Don’t forget the entertainment
I was against computer games for a long time, and still believe they need to be managed in moderation. But when colouring books and Matchbox cars no longer keep the kiddies amused, technology can be a mummy and child’s best friend. Adults like dining at nice restaurants, kids couldn’t care less about the fancy black squid ink risotto and lake views. They just want to play! Or sleep!
And when you’re on the go for four weeks at a time and dining out for the 28th time in a row, you need to cut them some slack and keep them entertained. I took a lightweight DVD player with a selection of movies, the iPad and downloaded some games and apps on my phone for airport layovers, train journeys through Italy and end-of-long-day meal times. I wouldn’t go anywhere without them now.
These days, technology is even better. With Netflix, you can download many of your favourite movies and TV shows beforehand then watch them in the airport lounge, on the train (or plane), at dinner… wherever you like. And if your hotel has Wi-Fi, you can stream shows (so it doesn’t suck up yur data!). I so wish this existed in 2013! Can you imagine how much space I would have saved lugging DVDs around? There are also portable Wi-Fi devices called dongles that provide Wi-Fi on-the-go, these can be purchased from your local Coles or Woolworths.
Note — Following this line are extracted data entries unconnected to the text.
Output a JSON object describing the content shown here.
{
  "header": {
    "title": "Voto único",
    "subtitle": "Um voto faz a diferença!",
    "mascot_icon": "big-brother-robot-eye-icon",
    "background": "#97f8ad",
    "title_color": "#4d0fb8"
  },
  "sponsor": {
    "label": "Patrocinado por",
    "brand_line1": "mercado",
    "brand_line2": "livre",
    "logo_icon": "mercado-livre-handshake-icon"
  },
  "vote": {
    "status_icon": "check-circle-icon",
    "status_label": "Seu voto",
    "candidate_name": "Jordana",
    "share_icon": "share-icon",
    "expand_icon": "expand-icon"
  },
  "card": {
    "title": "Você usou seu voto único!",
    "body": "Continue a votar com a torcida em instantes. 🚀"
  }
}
Portable phone chargers are another must-have to keep the kids happy (playing games in-transit) and ensuring you have enough battery power to take holiday videos and photos.
More top tips for travelling with kids
- Make sure the kids have their travel vaccinations and are up to date with their immunisations before heading overseas.
- Don’t leave home without travel insurance. You do not want to be in a foreign country with a sick child (or be sick yourself) and no insurance.
- Have your itinerary handy in multiple locations if you are heading overseas or to multiple destinations. One copy on the TripAdvisor App, email it to yourself and a loved one, and have a hard copy in your carry bag and packed in your suitcase. Or am I just over cautious?
- Don’t cram in too much. You are better staying at one hotel for a week and having alternating rest-adventure days from one point than staying at three hotels and moving around a lot (which is what I did in Europe – it was too much).
- Count your bags before you leave the house, at the airport, when you’re walking through security machines and any other pit stops. I almost left an overnight bag on the baggage carousel in Fiji, and left my handbag in a taxi in Phuket. It happens!
- Be child-safe. Write your contact details and the hotel name on a lanyard and hang it around your child’s neck while travelling. If you are frequently on the go, writing contact details on kids arms doesn’t work!
- Download the TripAdvisor app. It will keep all your travel details safely in one place. And, as a bonus, each time you take a photo, the app records the name of the place and maps its location. So when you get back home and try to recall the name of that incredible gelato shop just near the Roman Forum, you’ll have the exact details handy!